Long conflit en perspective
Par Guillaume Jacob
Devant l’usine de Silicium Québec, les travailleurs en lock-out surveillent nuit et jour les activités de l’usine, pour s’assurer que la compagnie n’ait pas recours à des briseurs de grève.
Selon le syndicat, l’usine fonctionne au tiers de sa capacité grâce au travail d’une trentaine de contremaîtres. Ceux-ci arrivent en autobus au début de chaque quart, témoigne un travailleur.
«On va continuer de surveiller ce qui se passe à l’intérieur», avertit le président du syndicat, Jean Simoneau. Une roulotte a été installée en bordure de la route. Les travailleurs accueillent en brandissant des pancartes les camions de livraison de quartz, de charbon et de copeaux de bois, principaux intrants utilisés pour la fabrication de silicium.
Il s’agit d’une scène inédite à l’entrée de cette usine construite en 1976 et qui n’avait jamais connu de conflit de travail depuis. L’achat des installations en juin 2012 par Globe Specialty Metals, une entreprise américaine, est venu changer la donne.
«Depuis 35 ans que l’usine existe, c’était l’harmonie entre l’employeur et les travailleurs, témoigne Pascal Turgeon, un travailleur. Du jour au lendemain, des intérêts étrangers s’approprient l’usine et sabrent dans les conditions.»
Impasse
La compagnie demande notamment des diminutions de salaire de 20%, la fin du bonus annuel de 4 %, et une diminution de 50 % de sa contribution aux assurances collectives. Après avoir pris connaissance de cette offre, les travailleurs avaient voté à 99% pour des moyens de pression pouvant aller jusqu’à la grève.

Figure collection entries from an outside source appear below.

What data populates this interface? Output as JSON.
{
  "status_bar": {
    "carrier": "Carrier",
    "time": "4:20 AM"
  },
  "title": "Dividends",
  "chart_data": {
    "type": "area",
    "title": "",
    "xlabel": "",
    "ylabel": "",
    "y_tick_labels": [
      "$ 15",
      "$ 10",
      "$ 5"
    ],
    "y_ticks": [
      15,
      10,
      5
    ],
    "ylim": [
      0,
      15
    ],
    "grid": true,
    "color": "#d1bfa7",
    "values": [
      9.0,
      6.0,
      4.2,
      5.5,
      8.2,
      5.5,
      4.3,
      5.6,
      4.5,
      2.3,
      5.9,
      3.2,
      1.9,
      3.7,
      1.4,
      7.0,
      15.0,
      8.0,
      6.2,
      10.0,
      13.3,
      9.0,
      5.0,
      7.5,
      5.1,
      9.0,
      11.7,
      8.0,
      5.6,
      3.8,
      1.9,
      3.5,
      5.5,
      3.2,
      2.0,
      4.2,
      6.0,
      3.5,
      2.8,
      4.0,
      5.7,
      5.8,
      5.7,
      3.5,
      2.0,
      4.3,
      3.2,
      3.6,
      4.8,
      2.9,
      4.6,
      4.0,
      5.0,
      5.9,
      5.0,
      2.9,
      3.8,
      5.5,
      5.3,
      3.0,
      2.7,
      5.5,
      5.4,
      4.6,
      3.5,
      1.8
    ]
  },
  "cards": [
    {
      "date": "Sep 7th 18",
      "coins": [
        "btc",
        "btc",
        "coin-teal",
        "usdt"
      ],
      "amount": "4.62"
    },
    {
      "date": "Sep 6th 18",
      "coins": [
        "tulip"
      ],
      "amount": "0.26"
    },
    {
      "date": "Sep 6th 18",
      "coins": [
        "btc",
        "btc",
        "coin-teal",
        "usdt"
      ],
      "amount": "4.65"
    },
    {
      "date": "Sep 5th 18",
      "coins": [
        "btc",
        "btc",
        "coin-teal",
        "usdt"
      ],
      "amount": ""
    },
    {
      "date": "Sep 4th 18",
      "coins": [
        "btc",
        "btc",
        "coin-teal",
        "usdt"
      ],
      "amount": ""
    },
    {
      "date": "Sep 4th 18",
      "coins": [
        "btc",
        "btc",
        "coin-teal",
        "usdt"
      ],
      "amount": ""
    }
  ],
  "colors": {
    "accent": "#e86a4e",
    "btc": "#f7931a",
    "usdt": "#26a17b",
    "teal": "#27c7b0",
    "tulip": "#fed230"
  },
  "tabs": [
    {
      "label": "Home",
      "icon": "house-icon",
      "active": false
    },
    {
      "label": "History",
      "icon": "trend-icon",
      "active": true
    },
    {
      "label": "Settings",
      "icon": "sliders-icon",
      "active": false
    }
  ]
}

Lorsque la convention collective est venue à échéance, le 30 avril, la compagnie a décrété un lock-out.
Après un peu plus d’une semaine de congé forcé, «le moral des travailleurs est bon», remarque Jean Simoneau. Aussi, les travailleurs reçoivent un pourcentage de leur salaire habituel, puisé à même la «caisse de défense» du Syndicat canadien des communications, de l’énergie et du papier (SCEP-FTQ).

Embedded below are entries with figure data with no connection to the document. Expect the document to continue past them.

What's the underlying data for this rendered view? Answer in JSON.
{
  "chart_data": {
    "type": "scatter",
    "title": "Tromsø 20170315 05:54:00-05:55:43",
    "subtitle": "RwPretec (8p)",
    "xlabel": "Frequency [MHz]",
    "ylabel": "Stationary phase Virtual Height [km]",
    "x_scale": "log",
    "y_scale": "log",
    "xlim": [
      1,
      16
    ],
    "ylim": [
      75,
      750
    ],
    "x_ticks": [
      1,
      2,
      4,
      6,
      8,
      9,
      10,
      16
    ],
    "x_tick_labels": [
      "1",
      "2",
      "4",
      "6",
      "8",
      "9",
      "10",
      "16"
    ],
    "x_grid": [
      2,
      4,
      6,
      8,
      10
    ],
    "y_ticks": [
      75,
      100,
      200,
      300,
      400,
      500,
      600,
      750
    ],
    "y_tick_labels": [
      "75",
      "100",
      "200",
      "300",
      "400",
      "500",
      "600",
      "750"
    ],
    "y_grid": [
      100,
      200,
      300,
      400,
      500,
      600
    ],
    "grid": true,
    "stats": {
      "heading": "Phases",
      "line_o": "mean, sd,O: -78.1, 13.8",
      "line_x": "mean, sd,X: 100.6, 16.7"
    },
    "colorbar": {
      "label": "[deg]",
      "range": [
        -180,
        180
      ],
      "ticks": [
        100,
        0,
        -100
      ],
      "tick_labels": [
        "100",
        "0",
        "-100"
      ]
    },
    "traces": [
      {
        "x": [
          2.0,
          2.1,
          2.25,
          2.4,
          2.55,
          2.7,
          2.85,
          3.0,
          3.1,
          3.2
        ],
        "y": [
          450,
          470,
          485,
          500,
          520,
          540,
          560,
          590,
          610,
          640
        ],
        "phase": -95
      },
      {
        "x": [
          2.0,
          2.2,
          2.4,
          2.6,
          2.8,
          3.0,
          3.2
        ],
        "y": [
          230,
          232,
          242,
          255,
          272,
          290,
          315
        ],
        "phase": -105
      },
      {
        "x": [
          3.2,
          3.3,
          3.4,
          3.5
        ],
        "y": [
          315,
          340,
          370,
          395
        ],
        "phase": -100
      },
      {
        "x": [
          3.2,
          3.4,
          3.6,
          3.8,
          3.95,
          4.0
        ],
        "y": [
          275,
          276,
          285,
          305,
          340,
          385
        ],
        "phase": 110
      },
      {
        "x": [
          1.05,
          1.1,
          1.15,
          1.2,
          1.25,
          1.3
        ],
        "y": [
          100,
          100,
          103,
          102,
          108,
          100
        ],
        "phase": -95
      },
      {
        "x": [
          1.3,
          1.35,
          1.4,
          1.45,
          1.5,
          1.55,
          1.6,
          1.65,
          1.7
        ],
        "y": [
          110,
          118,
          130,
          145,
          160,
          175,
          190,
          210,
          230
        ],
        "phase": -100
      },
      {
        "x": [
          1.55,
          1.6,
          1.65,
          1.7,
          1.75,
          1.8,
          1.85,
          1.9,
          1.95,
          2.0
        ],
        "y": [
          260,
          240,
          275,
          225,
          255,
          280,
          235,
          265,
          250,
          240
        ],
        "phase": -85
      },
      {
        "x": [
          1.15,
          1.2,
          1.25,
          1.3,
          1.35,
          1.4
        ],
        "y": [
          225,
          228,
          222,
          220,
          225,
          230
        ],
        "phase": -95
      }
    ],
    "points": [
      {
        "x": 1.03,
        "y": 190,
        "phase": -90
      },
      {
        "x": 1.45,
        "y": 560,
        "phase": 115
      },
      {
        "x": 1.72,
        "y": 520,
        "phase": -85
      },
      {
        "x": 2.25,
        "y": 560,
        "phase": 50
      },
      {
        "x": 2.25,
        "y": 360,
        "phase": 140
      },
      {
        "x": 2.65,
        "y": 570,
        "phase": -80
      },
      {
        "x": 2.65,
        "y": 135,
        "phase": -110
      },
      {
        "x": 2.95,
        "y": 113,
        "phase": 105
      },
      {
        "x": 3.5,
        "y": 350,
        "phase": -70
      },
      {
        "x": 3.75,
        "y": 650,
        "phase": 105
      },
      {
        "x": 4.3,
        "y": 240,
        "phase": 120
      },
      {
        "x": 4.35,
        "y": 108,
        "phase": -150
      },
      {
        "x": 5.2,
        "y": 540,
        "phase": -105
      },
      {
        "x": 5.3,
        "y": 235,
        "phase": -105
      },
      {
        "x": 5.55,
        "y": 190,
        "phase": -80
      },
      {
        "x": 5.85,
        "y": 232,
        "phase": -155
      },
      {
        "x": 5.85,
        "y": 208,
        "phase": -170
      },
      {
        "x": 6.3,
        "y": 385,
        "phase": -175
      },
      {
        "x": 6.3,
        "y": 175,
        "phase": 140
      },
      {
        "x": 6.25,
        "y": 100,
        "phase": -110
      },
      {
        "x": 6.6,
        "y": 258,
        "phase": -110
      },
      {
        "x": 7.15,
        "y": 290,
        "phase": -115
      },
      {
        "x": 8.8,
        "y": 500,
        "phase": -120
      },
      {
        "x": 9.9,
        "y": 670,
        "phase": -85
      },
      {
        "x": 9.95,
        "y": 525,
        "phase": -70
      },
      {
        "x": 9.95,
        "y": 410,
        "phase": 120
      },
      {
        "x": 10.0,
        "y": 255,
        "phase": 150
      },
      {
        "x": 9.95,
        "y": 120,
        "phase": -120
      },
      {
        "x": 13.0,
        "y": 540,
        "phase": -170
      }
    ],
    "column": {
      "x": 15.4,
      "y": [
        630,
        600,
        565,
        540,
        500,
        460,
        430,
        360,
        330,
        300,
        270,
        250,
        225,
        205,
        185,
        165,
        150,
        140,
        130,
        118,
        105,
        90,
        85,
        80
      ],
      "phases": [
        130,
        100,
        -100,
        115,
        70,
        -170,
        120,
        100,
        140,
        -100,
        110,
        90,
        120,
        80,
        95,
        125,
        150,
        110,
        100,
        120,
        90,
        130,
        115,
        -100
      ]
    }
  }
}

«On a beaucoup d’appuis de la centrale syndicale, d’autres syndicats affiliés à la FTQ et de nos confrères retraités, indique M. Simoneau. C’est encourageant de voir qu’il y a des gens sympathiques à notre cause.»

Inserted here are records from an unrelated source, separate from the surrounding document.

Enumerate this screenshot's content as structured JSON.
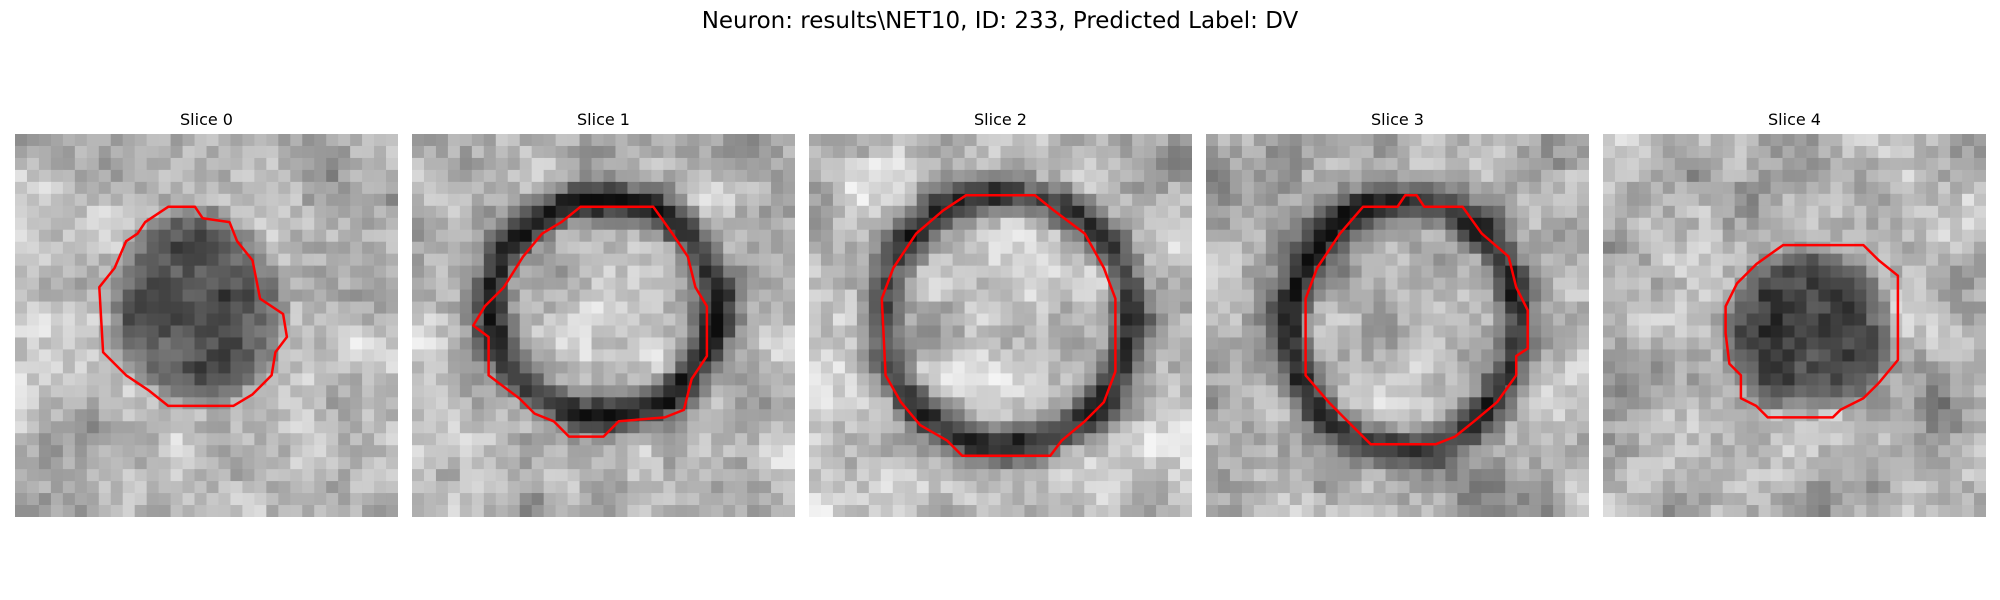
{
  "figure": {
    "title": "Neuron: results\\NET10, ID: 233, Predicted Label: DV",
    "outline_color": "#ff0000"
  },
  "panels": [
    {
      "title": "Slice 0"
    },
    {
      "title": "Slice 1"
    },
    {
      "title": "Slice 2"
    },
    {
      "title": "Slice 3"
    },
    {
      "title": "Slice 4"
    }
  ]
}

Au moment d’écrire ces lignes, les négociations étaient au point mort. Une rencontre de conciliation prévue le 10 mai a été annulée, faute de nouvelles propositions de part et d’autre. De telles rencontres sont prévues à l’horaire en mai et en juin.
«Je m’attends à être ici assez longtemps, témoigne un autre travailleur, Benoît Gauthier. La compagnie possède 4 ou 5 usines de silicium. C’est sûr qu’en cas de ralentissement du marché, c’est le Québec qui va écoper en premier, selon moi en tout cas.»
«Tôt ou tard, le conflit, il va falloir le régler, indique pour sa part Jean Simoneau. Et c’est à la table de négociation qu’on va le régler.»